Windows had a busy 2002 between Windows XP Service Pack 1 and the new Media Center and Tablet PC Editions. But enthusiasts were more concerned about the future of Windows, which we were told would now take a pitstop at Longhorn before moving on to Blackcomb. And there were many leaks, fakes, rumors, and even official releases with which to contend that year.

Today, personal technology is similarly consumed by leaks and rumors, but we don’t see a lot in the way of fakes. Instead, more technically capable fans create concept art of imagined future products from Apple, especially. And these concepts are often published on enthusiast blogs to help pass the time between actual product announcements.

The 2002 equivalents of these concepts, which I simply called fakes, were much less sophisticated. And because it was Microsoft, and not Apple, at the center of the personal computing world, they focused mostly on software, and not hardware.

Many were based on Steve Guggenheimer’s ill-timed demo of future MSN interfaces from late summer 2001, as it was widely misunderstood to represent the user experience Microsoft was creating for Longhorn. And many were laughably bad.

Interestingly, even the worst of the fakes were pointing in the right direction: with both MSN and Windows, Microsoft was wrestling with a new user interface convention called a dashboard or sidebar that would display notifications and live data in a pane on the side of the screen that would be visible at all times. It was essentially a front-end for web services. Consider, for example, this Microsoft Research project.

Because it was revised so often, this interface had appeared first in limited form the MSN 6 user interface via a My Stuff bar that included links to MSN Calendar, MSN Money stock quotes, MSN Communities, MSN Photos, and online weather. But in MSN 8, this interface was renamed to Dashboard, and it had been recast as “the open bar” that Guggenheimer had described a year earlier.

The MSN 8 Dashboard was an extensible interface, based on XML, that could be positioned on either side of the display, and it could be detached from the rest of the MSN 8 interface so that it appeared on-screen at all times.

And Dashboard components---called parts---would display live information and could provide a fly-out window with more detailed information.

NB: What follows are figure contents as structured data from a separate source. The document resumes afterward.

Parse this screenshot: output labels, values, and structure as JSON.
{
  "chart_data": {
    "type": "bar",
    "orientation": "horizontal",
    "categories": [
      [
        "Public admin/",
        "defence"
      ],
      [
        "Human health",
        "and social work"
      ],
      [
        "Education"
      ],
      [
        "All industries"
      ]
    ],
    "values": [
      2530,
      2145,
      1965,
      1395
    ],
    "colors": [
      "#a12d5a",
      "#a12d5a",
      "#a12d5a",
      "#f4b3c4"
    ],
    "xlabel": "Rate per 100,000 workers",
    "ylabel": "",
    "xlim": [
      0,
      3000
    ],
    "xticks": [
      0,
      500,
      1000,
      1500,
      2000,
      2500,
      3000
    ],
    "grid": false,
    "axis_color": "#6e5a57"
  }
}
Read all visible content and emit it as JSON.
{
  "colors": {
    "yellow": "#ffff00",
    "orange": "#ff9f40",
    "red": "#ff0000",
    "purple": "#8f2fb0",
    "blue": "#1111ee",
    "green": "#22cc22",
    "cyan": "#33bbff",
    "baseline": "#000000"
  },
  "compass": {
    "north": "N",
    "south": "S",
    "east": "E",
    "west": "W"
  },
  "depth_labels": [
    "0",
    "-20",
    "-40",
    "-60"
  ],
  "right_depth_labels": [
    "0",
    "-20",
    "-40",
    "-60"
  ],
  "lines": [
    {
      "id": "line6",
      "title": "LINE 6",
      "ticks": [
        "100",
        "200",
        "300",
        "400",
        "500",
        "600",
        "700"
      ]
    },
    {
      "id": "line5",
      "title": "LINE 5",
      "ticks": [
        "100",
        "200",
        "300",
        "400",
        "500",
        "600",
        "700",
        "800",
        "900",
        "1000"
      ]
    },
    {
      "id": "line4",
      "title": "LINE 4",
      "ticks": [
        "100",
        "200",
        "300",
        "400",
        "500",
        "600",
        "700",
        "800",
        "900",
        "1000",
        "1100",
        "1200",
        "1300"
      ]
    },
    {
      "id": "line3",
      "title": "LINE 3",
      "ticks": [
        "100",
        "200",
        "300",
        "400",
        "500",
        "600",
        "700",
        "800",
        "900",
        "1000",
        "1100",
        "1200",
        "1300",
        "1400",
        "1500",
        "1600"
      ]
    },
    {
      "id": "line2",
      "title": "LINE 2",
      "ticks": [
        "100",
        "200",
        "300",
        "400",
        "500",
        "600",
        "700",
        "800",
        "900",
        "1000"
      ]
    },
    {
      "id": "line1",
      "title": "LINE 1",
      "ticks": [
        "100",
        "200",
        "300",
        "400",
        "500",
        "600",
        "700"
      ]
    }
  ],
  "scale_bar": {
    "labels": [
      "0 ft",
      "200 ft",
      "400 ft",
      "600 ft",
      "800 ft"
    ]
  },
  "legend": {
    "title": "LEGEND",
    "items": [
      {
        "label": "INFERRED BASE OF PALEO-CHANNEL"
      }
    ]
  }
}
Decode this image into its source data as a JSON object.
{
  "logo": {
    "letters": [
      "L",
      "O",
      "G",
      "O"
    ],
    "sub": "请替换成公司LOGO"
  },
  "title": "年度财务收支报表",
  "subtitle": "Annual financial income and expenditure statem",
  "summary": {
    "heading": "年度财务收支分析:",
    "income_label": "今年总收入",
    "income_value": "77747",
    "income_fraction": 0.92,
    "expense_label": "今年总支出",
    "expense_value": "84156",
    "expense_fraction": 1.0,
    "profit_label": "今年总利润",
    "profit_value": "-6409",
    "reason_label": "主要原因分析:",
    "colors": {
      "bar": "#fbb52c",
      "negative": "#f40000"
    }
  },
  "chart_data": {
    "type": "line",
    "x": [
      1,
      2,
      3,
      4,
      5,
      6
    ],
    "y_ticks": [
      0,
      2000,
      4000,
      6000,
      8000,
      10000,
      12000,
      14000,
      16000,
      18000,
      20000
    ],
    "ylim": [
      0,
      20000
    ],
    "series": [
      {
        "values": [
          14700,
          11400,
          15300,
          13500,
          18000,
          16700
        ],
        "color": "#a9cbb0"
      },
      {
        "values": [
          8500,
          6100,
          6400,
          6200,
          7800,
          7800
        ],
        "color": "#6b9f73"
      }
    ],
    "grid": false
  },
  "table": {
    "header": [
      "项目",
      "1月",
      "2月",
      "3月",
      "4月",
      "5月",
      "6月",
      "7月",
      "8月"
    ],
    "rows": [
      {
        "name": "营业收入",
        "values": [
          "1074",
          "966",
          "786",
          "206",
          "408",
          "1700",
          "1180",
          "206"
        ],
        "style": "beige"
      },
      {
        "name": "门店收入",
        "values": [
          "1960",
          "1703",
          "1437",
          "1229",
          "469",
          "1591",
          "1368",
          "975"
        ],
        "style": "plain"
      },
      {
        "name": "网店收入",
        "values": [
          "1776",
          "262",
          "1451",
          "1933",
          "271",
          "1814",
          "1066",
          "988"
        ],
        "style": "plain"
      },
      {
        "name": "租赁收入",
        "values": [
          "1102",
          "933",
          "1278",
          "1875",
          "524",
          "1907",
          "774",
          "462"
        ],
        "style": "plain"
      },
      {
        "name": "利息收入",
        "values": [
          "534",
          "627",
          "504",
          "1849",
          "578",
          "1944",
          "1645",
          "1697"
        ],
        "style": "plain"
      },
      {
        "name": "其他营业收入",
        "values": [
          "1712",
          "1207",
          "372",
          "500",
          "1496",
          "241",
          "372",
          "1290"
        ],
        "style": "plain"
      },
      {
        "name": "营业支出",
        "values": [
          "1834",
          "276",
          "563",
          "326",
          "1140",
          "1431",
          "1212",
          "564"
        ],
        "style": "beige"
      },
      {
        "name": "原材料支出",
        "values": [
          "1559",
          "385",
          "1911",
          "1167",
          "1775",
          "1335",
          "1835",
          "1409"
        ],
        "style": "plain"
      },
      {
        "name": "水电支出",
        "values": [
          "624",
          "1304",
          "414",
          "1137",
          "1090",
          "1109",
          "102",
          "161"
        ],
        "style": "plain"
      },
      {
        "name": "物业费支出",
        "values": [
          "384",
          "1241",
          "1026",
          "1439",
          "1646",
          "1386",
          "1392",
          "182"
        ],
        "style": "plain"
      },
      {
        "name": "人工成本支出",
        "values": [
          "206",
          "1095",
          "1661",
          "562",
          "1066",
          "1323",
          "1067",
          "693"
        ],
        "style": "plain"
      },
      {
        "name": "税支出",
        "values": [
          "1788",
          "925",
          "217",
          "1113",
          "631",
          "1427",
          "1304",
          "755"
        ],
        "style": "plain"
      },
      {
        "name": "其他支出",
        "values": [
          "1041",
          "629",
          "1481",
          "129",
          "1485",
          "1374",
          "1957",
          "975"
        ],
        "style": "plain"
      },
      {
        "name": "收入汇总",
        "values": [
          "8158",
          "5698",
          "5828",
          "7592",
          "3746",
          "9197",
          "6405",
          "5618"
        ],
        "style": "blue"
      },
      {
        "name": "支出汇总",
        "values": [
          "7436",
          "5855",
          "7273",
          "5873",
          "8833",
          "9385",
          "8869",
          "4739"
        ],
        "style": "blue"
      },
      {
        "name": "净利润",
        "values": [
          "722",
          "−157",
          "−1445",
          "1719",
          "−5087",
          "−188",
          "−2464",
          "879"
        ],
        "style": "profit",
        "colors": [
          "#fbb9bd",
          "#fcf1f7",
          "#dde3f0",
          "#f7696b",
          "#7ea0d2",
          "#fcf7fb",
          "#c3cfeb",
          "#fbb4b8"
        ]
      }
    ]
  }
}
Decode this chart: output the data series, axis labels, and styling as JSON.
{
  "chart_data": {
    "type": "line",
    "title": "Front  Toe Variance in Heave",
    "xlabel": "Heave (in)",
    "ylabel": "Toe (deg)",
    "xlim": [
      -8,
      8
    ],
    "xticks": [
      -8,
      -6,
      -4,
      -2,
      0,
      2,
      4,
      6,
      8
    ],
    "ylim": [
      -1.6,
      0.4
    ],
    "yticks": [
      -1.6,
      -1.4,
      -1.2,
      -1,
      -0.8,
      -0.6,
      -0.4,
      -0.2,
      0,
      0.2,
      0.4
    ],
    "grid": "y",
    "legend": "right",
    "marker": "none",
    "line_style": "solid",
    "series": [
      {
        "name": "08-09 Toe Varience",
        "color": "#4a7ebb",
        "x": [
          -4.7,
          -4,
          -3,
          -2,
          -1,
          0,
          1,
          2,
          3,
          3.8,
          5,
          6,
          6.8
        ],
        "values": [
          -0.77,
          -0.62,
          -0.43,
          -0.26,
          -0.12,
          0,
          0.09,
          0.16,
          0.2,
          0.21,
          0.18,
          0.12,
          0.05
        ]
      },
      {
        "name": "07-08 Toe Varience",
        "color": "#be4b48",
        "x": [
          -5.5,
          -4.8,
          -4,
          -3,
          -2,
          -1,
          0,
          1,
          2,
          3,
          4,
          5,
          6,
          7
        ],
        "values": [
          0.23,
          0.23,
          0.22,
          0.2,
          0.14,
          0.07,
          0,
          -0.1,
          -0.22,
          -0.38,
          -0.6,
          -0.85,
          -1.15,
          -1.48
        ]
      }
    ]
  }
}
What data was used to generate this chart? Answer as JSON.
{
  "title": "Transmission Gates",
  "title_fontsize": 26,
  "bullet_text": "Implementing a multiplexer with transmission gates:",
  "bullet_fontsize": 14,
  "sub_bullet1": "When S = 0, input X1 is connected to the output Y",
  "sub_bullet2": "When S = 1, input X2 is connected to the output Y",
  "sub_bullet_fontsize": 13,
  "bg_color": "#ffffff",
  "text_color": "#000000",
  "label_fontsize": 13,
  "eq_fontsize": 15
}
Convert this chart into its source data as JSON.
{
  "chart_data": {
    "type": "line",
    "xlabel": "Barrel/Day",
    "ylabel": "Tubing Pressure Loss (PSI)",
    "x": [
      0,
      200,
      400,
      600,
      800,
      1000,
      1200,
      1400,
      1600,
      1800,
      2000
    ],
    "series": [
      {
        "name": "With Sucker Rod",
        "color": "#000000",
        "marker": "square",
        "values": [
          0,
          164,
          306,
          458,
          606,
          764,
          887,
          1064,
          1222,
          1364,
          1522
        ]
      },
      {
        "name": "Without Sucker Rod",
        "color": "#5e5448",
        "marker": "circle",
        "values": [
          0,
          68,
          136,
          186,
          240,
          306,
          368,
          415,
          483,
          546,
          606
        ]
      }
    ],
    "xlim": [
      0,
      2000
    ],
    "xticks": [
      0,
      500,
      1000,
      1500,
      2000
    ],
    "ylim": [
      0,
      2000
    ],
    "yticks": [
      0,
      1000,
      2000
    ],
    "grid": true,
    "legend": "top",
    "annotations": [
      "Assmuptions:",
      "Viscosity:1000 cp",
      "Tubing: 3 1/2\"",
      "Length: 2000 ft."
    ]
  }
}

Internally, Microsoft spent much of 2002 gearing up for the Longhorn wave, which would bring major changes to Windows application development for the first time since the initial release of .NET and Windows Forms. At WinHEC 2002 in April, the firm explained to hardware makers that Longhorn would offer a richer text experience with better font management and hardware acceleration. It would be based on ClearType, which to that date used software-based rendering techniques, but now with a “composition” pass in the display technologies that would render items on-screen.